В своей памяти я прочитала. «Ты так прекрасно выглядишь в зеленом. Даже не смотря на то, что у тебя голубые глаза, они становятся как океаны, когда ты надеваешь зеленое. А я ни разу не был у океана».

— Мне нравится, — сказала я ему, сжимая шарф обеими руками, и, наклоняясь, чтобы поцеловать его. — Спасибо.

— С Рождеством.

— С Рождеством. — Я любовалась своим подарком, пока Эрик не пересек комнату и выдернул вилку из розетки, накрыв нас тенью.

Он перевернул меня и обнял, его жест получился тяжелым, необходимым и грустным.

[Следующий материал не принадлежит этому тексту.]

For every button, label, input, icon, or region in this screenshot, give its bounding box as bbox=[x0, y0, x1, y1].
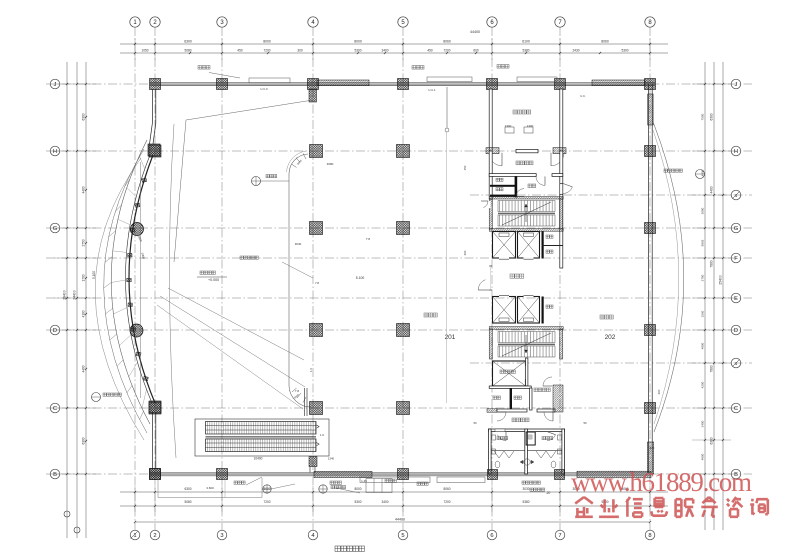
svg-text:3080: 3080 bbox=[701, 207, 705, 214]
svg-text:7200: 7200 bbox=[443, 500, 450, 504]
svg-text:300: 300 bbox=[650, 446, 655, 450]
svg-text:6300: 6300 bbox=[184, 40, 192, 44]
svg-text:8060: 8060 bbox=[601, 40, 609, 44]
svg-text:2750: 2750 bbox=[701, 274, 705, 281]
svg-text:50: 50 bbox=[473, 421, 477, 425]
svg-text:450: 450 bbox=[427, 49, 433, 53]
svg-text:6100: 6100 bbox=[522, 40, 530, 44]
svg-text:300: 300 bbox=[657, 389, 661, 394]
svg-text:5380: 5380 bbox=[522, 500, 529, 504]
svg-text:4200: 4200 bbox=[701, 381, 705, 388]
svg-text:2750: 2750 bbox=[82, 239, 86, 246]
svg-text:4800: 4800 bbox=[701, 342, 705, 349]
svg-text:7200: 7200 bbox=[443, 49, 450, 53]
svg-text:29400: 29400 bbox=[63, 290, 67, 300]
svg-text:24400: 24400 bbox=[73, 290, 77, 300]
svg-text:F: F bbox=[734, 256, 738, 262]
svg-text:U.C.0: U.C.0 bbox=[260, 87, 268, 91]
svg-text:8060: 8060 bbox=[443, 487, 450, 491]
svg-text:50: 50 bbox=[583, 421, 587, 425]
svg-text:1300: 1300 bbox=[505, 124, 512, 128]
svg-text:4400: 4400 bbox=[710, 186, 714, 193]
svg-text:7.8: 7.8 bbox=[295, 389, 300, 393]
svg-text:H: H bbox=[53, 149, 57, 155]
svg-text:8000: 8000 bbox=[354, 487, 361, 491]
svg-text:5: 5 bbox=[401, 533, 404, 539]
svg-text:7.8: 7.8 bbox=[366, 237, 371, 241]
svg-text:8000: 8000 bbox=[354, 40, 362, 44]
svg-text:6300: 6300 bbox=[82, 437, 86, 444]
svg-text:5865: 5865 bbox=[701, 239, 705, 246]
svg-text:B: B bbox=[53, 472, 57, 478]
svg-text:600: 600 bbox=[473, 49, 479, 53]
svg-text:J: J bbox=[54, 82, 57, 88]
svg-text:C: C bbox=[734, 406, 738, 412]
svg-text:6: 6 bbox=[490, 533, 493, 539]
svg-text:G: G bbox=[734, 226, 739, 232]
svg-text:5080: 5080 bbox=[184, 500, 191, 504]
svg-text:44400: 44400 bbox=[395, 518, 405, 522]
svg-text:5080: 5080 bbox=[184, 49, 191, 53]
svg-text:7500: 7500 bbox=[701, 113, 705, 120]
svg-text:1300: 1300 bbox=[527, 124, 534, 128]
svg-text:10400: 10400 bbox=[254, 457, 263, 461]
svg-text:6300: 6300 bbox=[710, 113, 714, 120]
svg-text:3040: 3040 bbox=[295, 242, 302, 246]
svg-text:3: 3 bbox=[220, 533, 223, 539]
svg-text:G: G bbox=[53, 226, 58, 232]
svg-text:5300: 5300 bbox=[621, 49, 628, 53]
svg-text:7200: 7200 bbox=[263, 500, 270, 504]
svg-text:450: 450 bbox=[237, 49, 243, 53]
svg-text:4800: 4800 bbox=[701, 453, 705, 460]
svg-text:25400: 25400 bbox=[719, 275, 723, 285]
svg-text:2430: 2430 bbox=[572, 49, 579, 53]
svg-text:7.8: 7.8 bbox=[315, 281, 319, 285]
svg-text:5300: 5300 bbox=[354, 500, 361, 504]
svg-text:4400: 4400 bbox=[82, 365, 86, 372]
svg-text:D: D bbox=[53, 328, 57, 334]
svg-text:D: D bbox=[734, 328, 738, 334]
svg-text:7200: 7200 bbox=[263, 49, 270, 53]
svg-text:6300: 6300 bbox=[184, 487, 191, 491]
svg-text:1560: 1560 bbox=[701, 310, 705, 317]
svg-text:7800: 7800 bbox=[710, 260, 714, 267]
svg-text:3400: 3400 bbox=[701, 420, 705, 427]
svg-text:U.C.: U.C. bbox=[580, 94, 586, 98]
svg-text:3400: 3400 bbox=[381, 500, 388, 504]
svg-text:1700: 1700 bbox=[82, 274, 86, 281]
svg-text:C: C bbox=[53, 406, 57, 412]
svg-text:www.h61889.com: www.h61889.com bbox=[571, 467, 752, 497]
svg-text:U.C.1: U.C.1 bbox=[428, 88, 436, 92]
svg-text:2: 2 bbox=[153, 533, 156, 539]
svg-text:4100: 4100 bbox=[82, 310, 86, 317]
svg-text:202: 202 bbox=[605, 334, 616, 341]
svg-text:5.100: 5.100 bbox=[356, 276, 365, 280]
svg-text:-20: -20 bbox=[546, 491, 551, 495]
svg-text:300: 300 bbox=[297, 49, 303, 53]
svg-text:5.100: 5.100 bbox=[92, 271, 96, 279]
svg-text:5380: 5380 bbox=[522, 49, 529, 53]
svg-text:H: H bbox=[734, 149, 738, 155]
svg-text:J: J bbox=[735, 82, 738, 88]
svg-text:8: 8 bbox=[648, 533, 651, 539]
svg-text:300: 300 bbox=[463, 250, 467, 255]
svg-text:6300: 6300 bbox=[710, 437, 714, 444]
svg-text:+0.000: +0.000 bbox=[208, 278, 219, 282]
svg-text:3400: 3400 bbox=[381, 49, 388, 53]
svg-text:8000: 8000 bbox=[263, 40, 271, 44]
svg-text:3030: 3030 bbox=[522, 487, 529, 491]
svg-text:6300: 6300 bbox=[82, 113, 86, 120]
svg-text:5300: 5300 bbox=[354, 49, 361, 53]
svg-text:7800: 7800 bbox=[710, 365, 714, 372]
svg-text:3.600: 3.600 bbox=[206, 486, 214, 490]
svg-text:1340: 1340 bbox=[328, 457, 335, 461]
svg-text:150: 150 bbox=[463, 165, 467, 170]
svg-text:3080: 3080 bbox=[327, 162, 334, 166]
svg-text:E: E bbox=[734, 296, 738, 302]
svg-text:1.6: 1.6 bbox=[309, 368, 313, 372]
svg-text:201: 201 bbox=[445, 334, 456, 341]
svg-text:4400: 4400 bbox=[82, 186, 86, 193]
svg-text:8060: 8060 bbox=[443, 40, 451, 44]
svg-text:1050: 1050 bbox=[141, 49, 148, 53]
svg-text:7: 7 bbox=[558, 533, 561, 539]
svg-text:44400: 44400 bbox=[470, 30, 480, 34]
svg-text:1.6: 1.6 bbox=[320, 433, 324, 437]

Его жесткая рука отчаянно прижимала меня к себе. Мне хотелось стать нежной, восприимчивой, пористой, как губка, чтобы впитать в себя все его переживания, облегчить его ношу.

«Словно ты сможешь спасти его». — Представила я, как Кристина насмехается надо мной.

«Нет», — подумала я. Не спасу. Просто поддержу. Дам ему обещание своим телом, что я никуда не денусь. Обещание, к которому не мог прийти мой мозг на прошлой неделе, слишком страшась этой поездки, и ее потенциальных последствий.

Последствия, которые казались такими далекими, сейчас, когда грудь Эрика согревала мою спину, а ровное дыхание обдавало мои волосы.

Я надеялась эти последствия, надуманные страхом и предчувствием, никогда не произойдут.

Но моему желанию не суждено сбыться.